I’ve seen enough episodes of Sex and the City by now to know that life is not a sitcom. Men like Big don’t change; they become even bigger assholes. Also, Manolo Blahnik shoes are not affordable for a freelance writer. I know all those clichés and fantasies built around New York City are exactly that: media constructed narratives. Still, I am eager to set foot in New York City today because it’s been 10 years since the first time I said I wanted to live there and the day has finally come.
I thought I wouldn’t be able to sleep yesterday, yet I did. It’s surprising given that all the times I’ve moved before I wasn’t able to shut eyes the day before. I’m calm, yet excited, and a little scared, to be honest. But, I’ve watched enough Scandal to understand that when you are scared everything is put into perspective and so you follow your gut, as Olivia Pope would, and it all feels right. What is it they say? If you can’t stop dreaming about it, don’t stop fighting for it?

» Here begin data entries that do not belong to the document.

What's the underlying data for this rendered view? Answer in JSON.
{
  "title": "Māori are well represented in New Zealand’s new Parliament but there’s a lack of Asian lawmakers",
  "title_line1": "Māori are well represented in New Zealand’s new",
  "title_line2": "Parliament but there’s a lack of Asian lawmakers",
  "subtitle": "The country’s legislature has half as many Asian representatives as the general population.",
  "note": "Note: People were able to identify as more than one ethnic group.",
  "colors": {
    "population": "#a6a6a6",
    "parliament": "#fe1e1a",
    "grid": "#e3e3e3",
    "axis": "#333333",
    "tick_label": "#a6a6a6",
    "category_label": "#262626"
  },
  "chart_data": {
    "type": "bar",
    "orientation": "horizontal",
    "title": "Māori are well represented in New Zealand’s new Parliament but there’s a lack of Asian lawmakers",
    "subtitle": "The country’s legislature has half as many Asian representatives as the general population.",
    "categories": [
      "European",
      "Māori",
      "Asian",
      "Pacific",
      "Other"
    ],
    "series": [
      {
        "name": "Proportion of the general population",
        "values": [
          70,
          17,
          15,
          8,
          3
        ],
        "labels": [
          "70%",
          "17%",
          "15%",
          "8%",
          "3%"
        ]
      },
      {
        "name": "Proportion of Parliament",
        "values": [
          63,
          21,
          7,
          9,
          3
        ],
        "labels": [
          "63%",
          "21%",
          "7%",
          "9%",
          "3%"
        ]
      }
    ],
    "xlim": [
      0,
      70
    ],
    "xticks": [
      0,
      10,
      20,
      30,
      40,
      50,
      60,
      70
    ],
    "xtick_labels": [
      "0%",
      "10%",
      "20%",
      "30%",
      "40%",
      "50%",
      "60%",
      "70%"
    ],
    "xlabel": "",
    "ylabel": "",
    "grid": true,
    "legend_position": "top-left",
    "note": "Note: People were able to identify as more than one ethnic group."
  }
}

New York has never seemed idyllic to me, and yet it has. Its beauty lies in its collective misery, the ambition that flows through the streets and camaraderie that never quite feels like it fully. I always envisioned it as a place where I could fulfill my dreams, or at least try because I would rather fail trying than be left with what ifs.
For the moment, I am a living cliché of the trying-to-make-it fashion girl. I’m staying with a friend on a mattress in her living room and browsing for apartments desperate for answers as to where I will live, how is my apartment going to look like and how the fuck am I going to stay on a budget. I am answerless, yet I know all my next moves.
Not to sound redundant but it’s been 10 years of preparation to this moment, and I guess they did make a difference. I learned how to thrive on chaos and navigate people-infested streets with a resting bitch face. New York doesn’t threaten me anymore. It’s a friend and I am happy we are moving in together at last.